Gladys began working with Denniz Pop and we wrote the single "Made Up My Mind" which became a huge hit and topped the charts. Dr. Alban was the same record label, and toured in Europe together with Gladys as a guest artist.

In 1992 she was named Best Newcomer at DJ Music Awards The following year she appeared on stage with ABBA-the True Story at Berns, and Fame at the China Theater.

In 1994, Gladys was in Melodifestivalen, the Swedish pre-selection for Eurovision Song Contest and came in second with Det vackraste jag vet. The next year she performed as part of the cabaret Hot'n Tot up at Berns. It was Gladys, Blossom Tainton-Lindquist, Vivian Cardinal, and Francesca Quartey. The show was a success and they took the show o the road and toured Sweden. She and Blossom Tainton-Lindquist, would later collaborate on other projects.

Glads has performed on many recordings as part of a group, back up vocals or as a featured vocalist on house/club records. She released her first solo album, Movin 'On, on Eagle Records in 1996.
Since the late 1990s Gladys visits various gospel choirs and lends his voice to Disney films. She works again with colleagues Blossom Tainton-Lindquist and Kayo Shekoni as the group Afro-dite. At first they concentrated on the business job, but gradually it became even more public concerts.

She won Melodifestivalen 2002 as a member of Afro-dite with the song Never Let It Go, and participated in the Eurovision Song Contest in Tallinn, Estonia. The single sold platinum in a few months, and full-length CD goes straight to 13th spot on the list of the 40 best-selling albums in Sweden.

After the victory in the Melodifestivalen, Afro-dite appeared again in the contest, in 2003 with the song Aqua Playa.

In the spring, Gladys left Afro-dite and began to work on her own with gospel and big bands all over Sweden. She participate in 2003 edition of the Stockholm Jazz Festival with gospel group Servants.

As a solo artist she entered the 2004 Eurovision Song Contest with Baby I Can not Stop.

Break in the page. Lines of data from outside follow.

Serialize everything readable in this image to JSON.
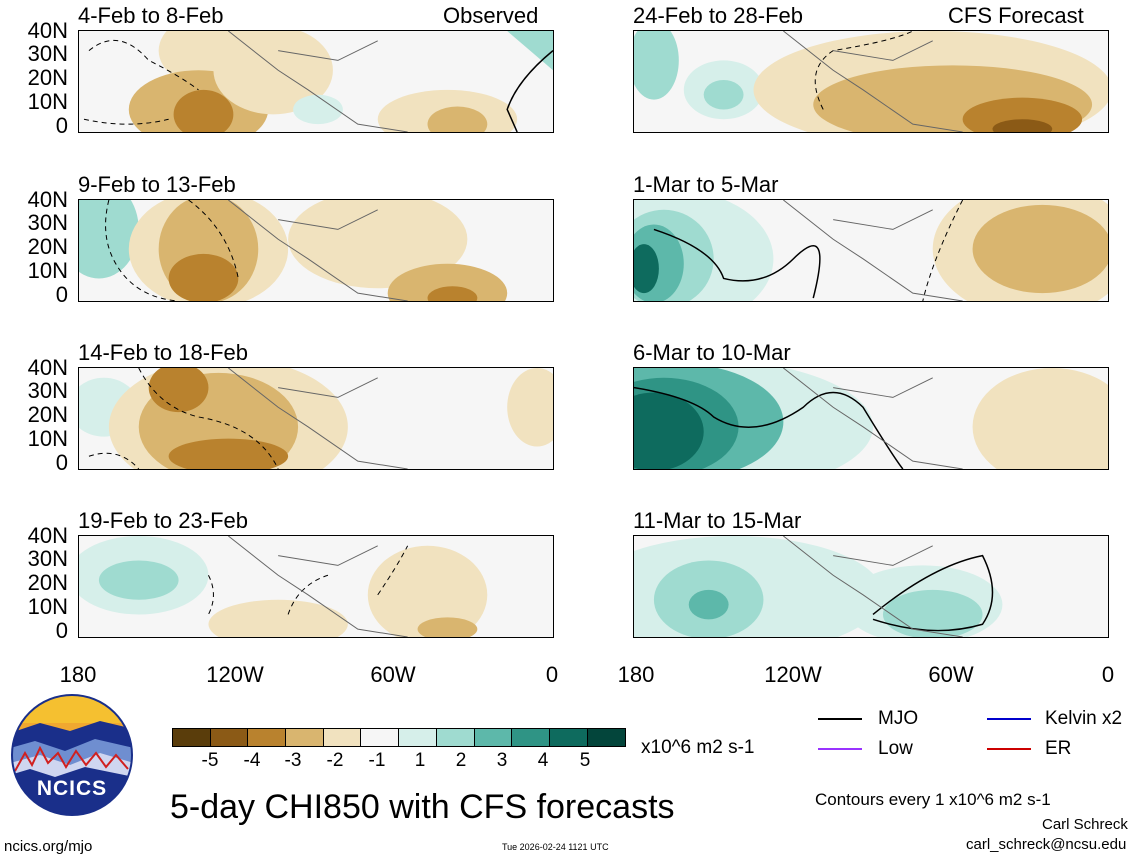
{
  "colors": {
    "brown5": "#5a3d0b",
    "brown4": "#8b5a16",
    "brown3": "#b9822e",
    "brown2": "#d9b56f",
    "brown1": "#f1e2bf",
    "neutral": "#f6f6f6",
    "teal1": "#d6efea",
    "teal2": "#9fdbd0",
    "teal3": "#5db8aa",
    "teal4": "#2f9485",
    "teal5": "#0e6b5e",
    "teal6": "#03453b"
  },
  "panels": {
    "left": [
      {
        "title": "4-Feb to 8-Feb",
        "tag": "Observed"
      },
      {
        "title": "9-Feb to 13-Feb",
        "tag": ""
      },
      {
        "title": "14-Feb to 18-Feb",
        "tag": ""
      },
      {
        "title": "19-Feb to 23-Feb",
        "tag": ""
      }
    ],
    "right": [
      {
        "title": "24-Feb to 28-Feb",
        "tag": "CFS Forecast"
      },
      {
        "title": "1-Mar to 5-Mar",
        "tag": ""
      },
      {
        "title": "6-Mar to 10-Mar",
        "tag": ""
      },
      {
        "title": "11-Mar to 15-Mar",
        "tag": ""
      }
    ]
  },
  "yticks": [
    "40N",
    "30N",
    "20N",
    "10N",
    "0"
  ],
  "xticks": [
    "180",
    "120W",
    "60W",
    "0"
  ],
  "colorbar": {
    "labels": [
      "-5",
      "-4",
      "-3",
      "-2",
      "-1",
      "1",
      "2",
      "3",
      "4",
      "5"
    ],
    "unit": "x10^6 m2 s-1"
  },
  "title": "5-day CHI850 with CFS forecasts",
  "legend": {
    "mjo": "MJO",
    "kelvin": "Kelvin x2",
    "low": "Low",
    "er": "ER",
    "contours": "Contours every 1 x10^6 m2 s-1",
    "mjo_color": "#000000",
    "kelvin_color": "#0000cc",
    "low_color": "#9933ff",
    "er_color": "#cc0000"
  },
  "logo": {
    "text": "NCICS"
  },
  "footer": {
    "site": "ncics.org/mjo",
    "timestamp": "Tue 2026-02-24 1121 UTC",
    "author": "Carl Schreck",
    "email": "carl_schreck@ncsu.edu"
  }
}
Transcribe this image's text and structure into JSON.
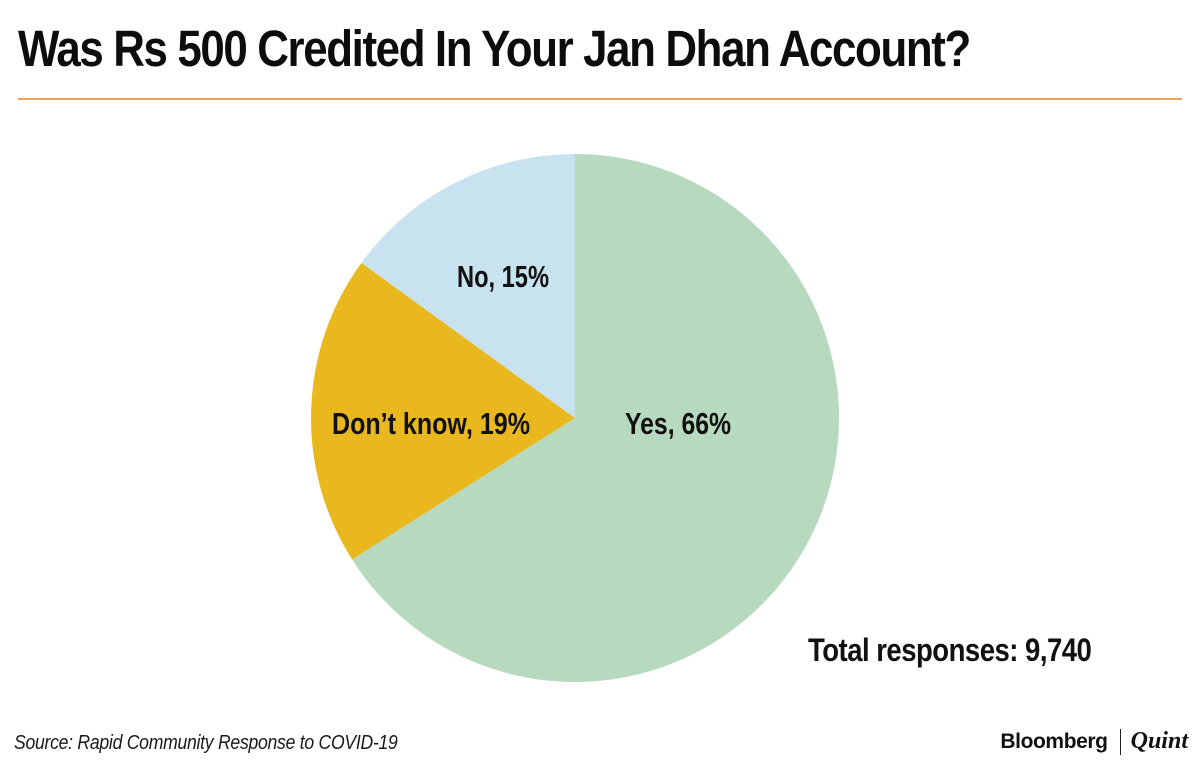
{
  "title": "Was Rs 500 Credited In Your Jan Dhan Account?",
  "colors": {
    "yes": "#b7d9be",
    "dont_know": "#e9b81f",
    "no": "#c8e3ef",
    "rule": "#f0a35a"
  },
  "chart_data": {
    "type": "pie",
    "title": "Was Rs 500 Credited In Your Jan Dhan Account?",
    "slices": [
      {
        "category": "Yes",
        "value": 66,
        "label": "Yes, 66%"
      },
      {
        "category": "Don't know",
        "value": 19,
        "label": "Don’t know, 19%"
      },
      {
        "category": "No",
        "value": 15,
        "label": "No, 15%"
      }
    ],
    "start": "12 o'clock",
    "direction": "clockwise",
    "annotation": "Total responses: 9,740"
  },
  "footer": {
    "source": "Source: Rapid Community Response to COVID-19",
    "brand_left": "Bloomberg",
    "brand_right": "Quint"
  }
}
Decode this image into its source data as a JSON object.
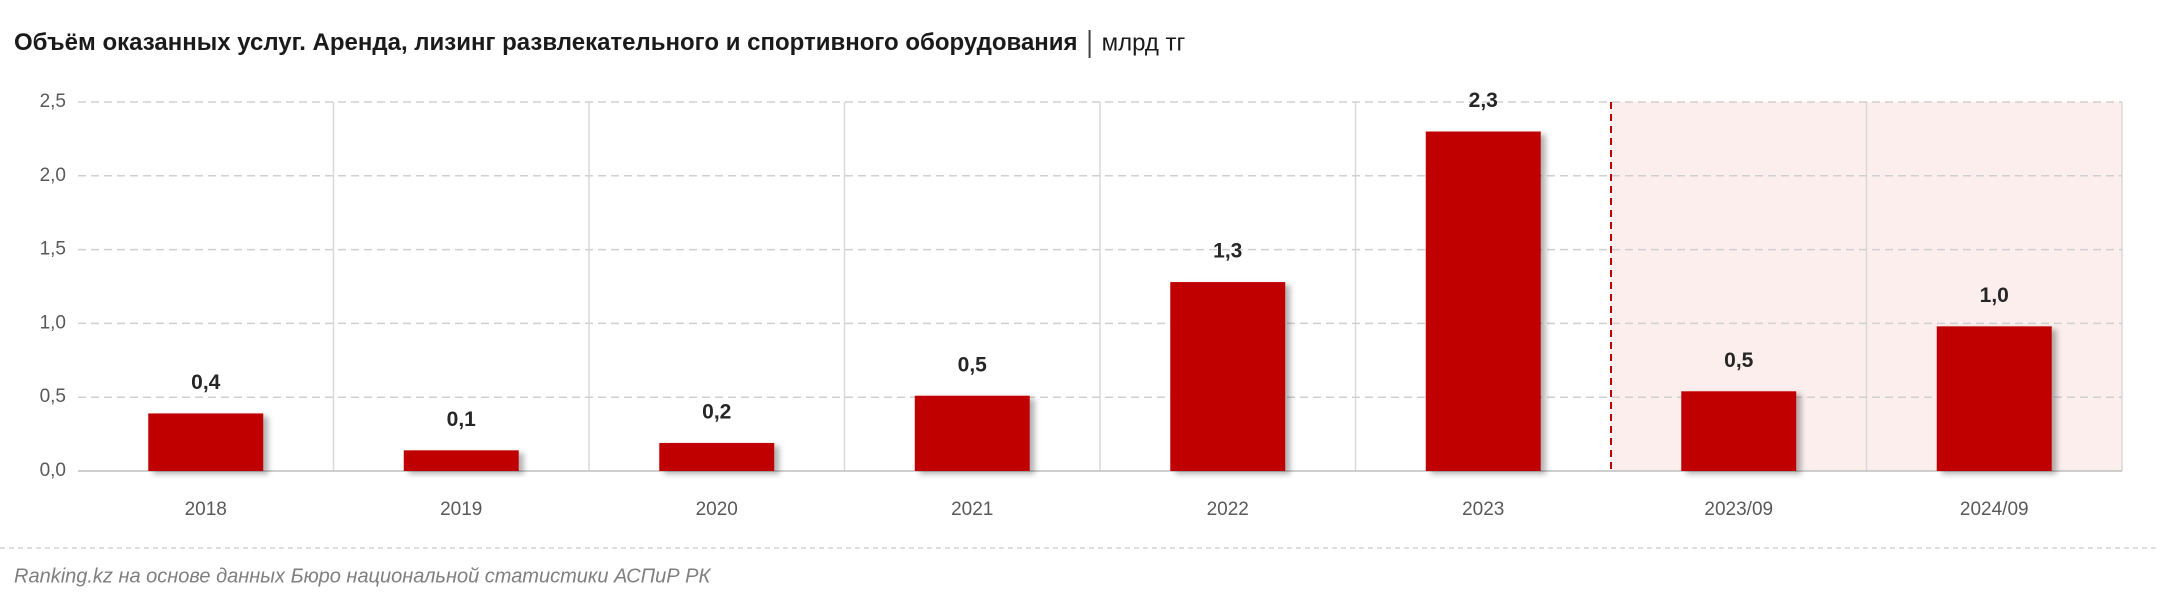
{
  "chart_data": {
    "type": "bar",
    "title": "Объём оказанных услуг. Аренда, лизинг развлекательного и спортивного оборудования",
    "unit": "млрд тг",
    "source": "Ranking.kz на основе данных Бюро национальной статистики АСПиР РК",
    "categories": [
      "2018",
      "2019",
      "2020",
      "2021",
      "2022",
      "2023",
      "2023/09",
      "2024/09"
    ],
    "values": [
      0.39,
      0.14,
      0.19,
      0.51,
      1.28,
      2.3,
      0.54,
      0.98
    ],
    "value_labels": [
      "0,4",
      "0,1",
      "0,2",
      "0,5",
      "1,3",
      "2,3",
      "0,5",
      "1,0"
    ],
    "color": "#c00000",
    "ylim": [
      0,
      2.5
    ],
    "yticks": [
      {
        "value": 0,
        "label": "0,0"
      },
      {
        "value": 0.5,
        "label": "0,5"
      },
      {
        "value": 1,
        "label": "1,0"
      },
      {
        "value": 1.5,
        "label": "1,5"
      },
      {
        "value": 2,
        "label": "2,0"
      },
      {
        "value": 2.5,
        "label": "2,5"
      }
    ],
    "grid": true,
    "highlight": {
      "from": 6,
      "color": "#fdeeee",
      "line_color": "#c00000"
    }
  }
}
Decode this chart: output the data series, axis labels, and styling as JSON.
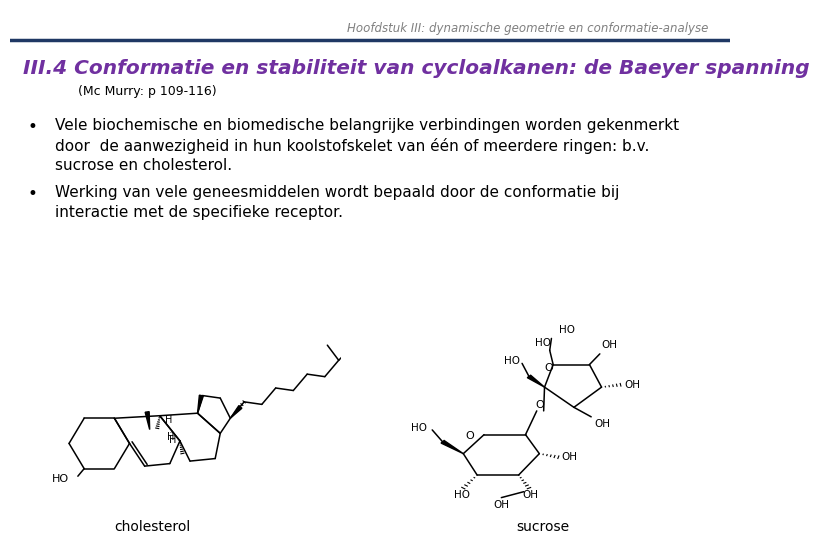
{
  "header_text": "Hoofdstuk III: dynamische geometrie en conformatie-analyse",
  "header_color": "#808080",
  "header_fontsize": 8.5,
  "title_text": "III.4 Conformatie en stabiliteit van cycloalkanen: de Baeyer spanning",
  "title_color": "#7030A0",
  "title_fontsize": 14.5,
  "subtitle_text": "(Mc Murry: p 109-116)",
  "subtitle_color": "#000000",
  "subtitle_fontsize": 9,
  "line_color": "#1F3864",
  "background_color": "#FFFFFF",
  "bullet1_line1": "Vele biochemische en biomedische belangrijke verbindingen worden gekenmerkt",
  "bullet1_line2": "door  de aanwezigheid in hun koolstofskelet van één of meerdere ringen: b.v.",
  "bullet1_line3": "sucrose en cholesterol.",
  "bullet2_line1": "Werking van vele geneesmiddelen wordt bepaald door de conformatie bij",
  "bullet2_line2": "interactie met de specifieke receptor.",
  "bullet_color": "#000000",
  "bullet_fontsize": 11,
  "label_cholesterol": "cholesterol",
  "label_sucrose": "sucrose",
  "label_fontsize": 10
}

Afro-dite has since re-formed and does appearances and small tours in Sweden.

Gladys has a huge interest in food and owns and operates a food and music catering business.
She has also been featured in various Swedish television shows such as Så ska det låta, Postkodkampen cooking show Teatersupén .

In the last few years she has appeared in on stage in Carmen and Hairspray in Stockholm.

==Personal life==
Gladys and her twin sister Ann Consuelo were born in 1967 in Ecuador and grew up in a nunnery in northern Ecuador in difficult circumstances. They were adopted to Örebro, Sweden at age 7.